Eigentlich ist bis auf die noch nicht bekannten Spielergebnisse bei der diesjährigen Winter-Fußballweltmeisterschaft schon alles gesagt und diskutiert worden. Von den Arbeitsbedingungen auf den Baustellen, bis hin zu den Menschenrechten und dem geheimen und undurchsichtigen Vergabefahren. Aber erst jetzt wird bekannt, unter welchen Bedingungen Besucher der Weltmeisterschaft überhaupt die Spiele sehen können. Und die haben es in sich! Selbst Amnesty International warnt vor den Voraussetzungen: Sie sei „menschenrechtlich problematisch bis gefährlich in Bezug auf willkürliche Überwachung und Verletzungen von Privatsphäre sowie Datenschutz“.
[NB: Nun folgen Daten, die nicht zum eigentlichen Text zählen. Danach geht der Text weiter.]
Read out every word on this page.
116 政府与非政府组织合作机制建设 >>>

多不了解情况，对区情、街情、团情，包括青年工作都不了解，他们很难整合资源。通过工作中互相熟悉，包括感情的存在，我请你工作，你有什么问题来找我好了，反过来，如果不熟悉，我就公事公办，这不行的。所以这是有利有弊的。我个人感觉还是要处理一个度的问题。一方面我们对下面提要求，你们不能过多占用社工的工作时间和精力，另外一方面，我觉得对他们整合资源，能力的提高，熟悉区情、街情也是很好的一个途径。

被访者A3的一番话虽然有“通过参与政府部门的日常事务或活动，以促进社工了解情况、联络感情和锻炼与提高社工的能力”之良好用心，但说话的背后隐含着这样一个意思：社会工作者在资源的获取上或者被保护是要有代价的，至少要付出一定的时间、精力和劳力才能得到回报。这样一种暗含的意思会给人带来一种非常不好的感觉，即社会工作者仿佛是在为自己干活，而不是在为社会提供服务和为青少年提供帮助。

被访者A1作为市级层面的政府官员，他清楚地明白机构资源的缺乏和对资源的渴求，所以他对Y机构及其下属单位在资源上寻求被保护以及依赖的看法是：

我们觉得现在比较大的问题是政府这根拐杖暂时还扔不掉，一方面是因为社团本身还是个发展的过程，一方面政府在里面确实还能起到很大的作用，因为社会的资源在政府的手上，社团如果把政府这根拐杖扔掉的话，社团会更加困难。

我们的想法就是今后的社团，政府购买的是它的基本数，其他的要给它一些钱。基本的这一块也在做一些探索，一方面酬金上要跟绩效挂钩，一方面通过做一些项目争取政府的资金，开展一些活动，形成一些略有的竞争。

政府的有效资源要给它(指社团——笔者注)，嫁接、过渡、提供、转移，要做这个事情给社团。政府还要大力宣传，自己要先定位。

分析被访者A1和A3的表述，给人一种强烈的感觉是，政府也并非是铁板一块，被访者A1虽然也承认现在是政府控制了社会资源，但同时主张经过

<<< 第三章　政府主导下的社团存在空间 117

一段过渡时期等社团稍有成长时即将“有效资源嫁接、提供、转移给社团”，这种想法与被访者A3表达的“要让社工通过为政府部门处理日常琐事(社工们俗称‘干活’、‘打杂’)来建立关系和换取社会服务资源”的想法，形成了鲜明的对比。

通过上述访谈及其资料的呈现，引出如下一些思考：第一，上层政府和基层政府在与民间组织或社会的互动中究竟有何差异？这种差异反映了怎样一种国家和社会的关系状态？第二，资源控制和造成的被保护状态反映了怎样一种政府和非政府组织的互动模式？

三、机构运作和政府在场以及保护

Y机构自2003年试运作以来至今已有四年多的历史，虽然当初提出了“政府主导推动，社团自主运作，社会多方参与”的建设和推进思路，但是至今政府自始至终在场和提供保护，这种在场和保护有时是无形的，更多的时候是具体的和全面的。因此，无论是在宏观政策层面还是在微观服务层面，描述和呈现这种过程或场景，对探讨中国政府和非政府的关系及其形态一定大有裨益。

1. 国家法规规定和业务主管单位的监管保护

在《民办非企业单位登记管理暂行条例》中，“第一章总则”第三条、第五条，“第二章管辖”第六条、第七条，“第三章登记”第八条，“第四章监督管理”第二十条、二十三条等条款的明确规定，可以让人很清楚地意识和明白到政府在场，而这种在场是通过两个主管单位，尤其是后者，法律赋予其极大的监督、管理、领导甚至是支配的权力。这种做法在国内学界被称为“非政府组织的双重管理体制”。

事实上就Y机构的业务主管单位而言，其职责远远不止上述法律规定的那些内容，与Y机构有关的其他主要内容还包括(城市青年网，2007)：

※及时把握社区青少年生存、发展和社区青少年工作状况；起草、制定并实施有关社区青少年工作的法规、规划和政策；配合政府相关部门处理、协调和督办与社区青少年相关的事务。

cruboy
Zwangsnutzung bestimmter Apps

Um in den Genuss der Fußballspiele vor Ort zu kommen, müssen Besucher zwei Apps auf Ihren Smartphones installieren. Bei den beiden Apps handelt es sich um „Ehteraz“ und „Hayya to Quatar“.

EHTERAZ

Ehteraz ist eine Covid-App, die sich alle Besucher im Alter von über 18 Jahren bei der Einreise nach Katar downloaden müssen. Offiziell dient sie der Kontaktnachverfolgung zur Eindämmung der Corona-Pandemie – allerdings erhält die WM-App zahlreiche Zugriffsrechte auf das Smartphone der Nutzer, die nicht konfiguriert werden können. Hierzu zählt das Lesen, Löschen und Ändern sämtlicher Inhalte auf dem eigenen Smartphone, der Aufbau einer Bluetooth- und WiFi-Verbindung, das Überschreiben anderer Anwendungen sowie die Blockade des Schlafmodus. Ein IT-Security-Experte des norwegischen Senders NRK, die die Apps technisch analysiert haben, schlägt vor allem hinsichtlich der weitreichenden Zugriffsrechte auf die Standortdaten der Nutzer Alarm. Die App könne auf den Standort des Handys zugreifen, sogar Anrufe tätigen und die Bildschirmsperre außer Kraft setzen.

HAYYA TO QUATAR

Bei Hayya to Qatar 2022 handelt es sich um die offizielle WM-App, mit der Benutzer die Hayya Card verwalten können. Diese ist für die Einreise nach Katar, den Stadionbesuch sowie die Nutzung der öffentlichen Verkehrsmittel notwendig. Auch wenn die Zugriffsberechtigungen hier weniger weitreichend sind, ist die Hayya App äußerst kritisch zu bewerten. Der Vorwurf: Sie verlange den Zugriff auf den genauen Standort und die Freigabe der persönlichen Daten – nahezu ohne Einschränkungen. Zudem könne sie verhindern, dass das Smartphone in den Ruhezustand geht und Netzwerkverbindungen des Geräts abfragen. Eine weitere Überprüfung durch die NGO Firma Mnemonic bestätigt die Ergebnisse und identifiziert darüber hinaus bei der Android-Version der Hayya App den Einsatz diverser Tracking-Tools wie Google Firebase Analytics und die Abfrage von Datenbanken wie SMS und Kontakte.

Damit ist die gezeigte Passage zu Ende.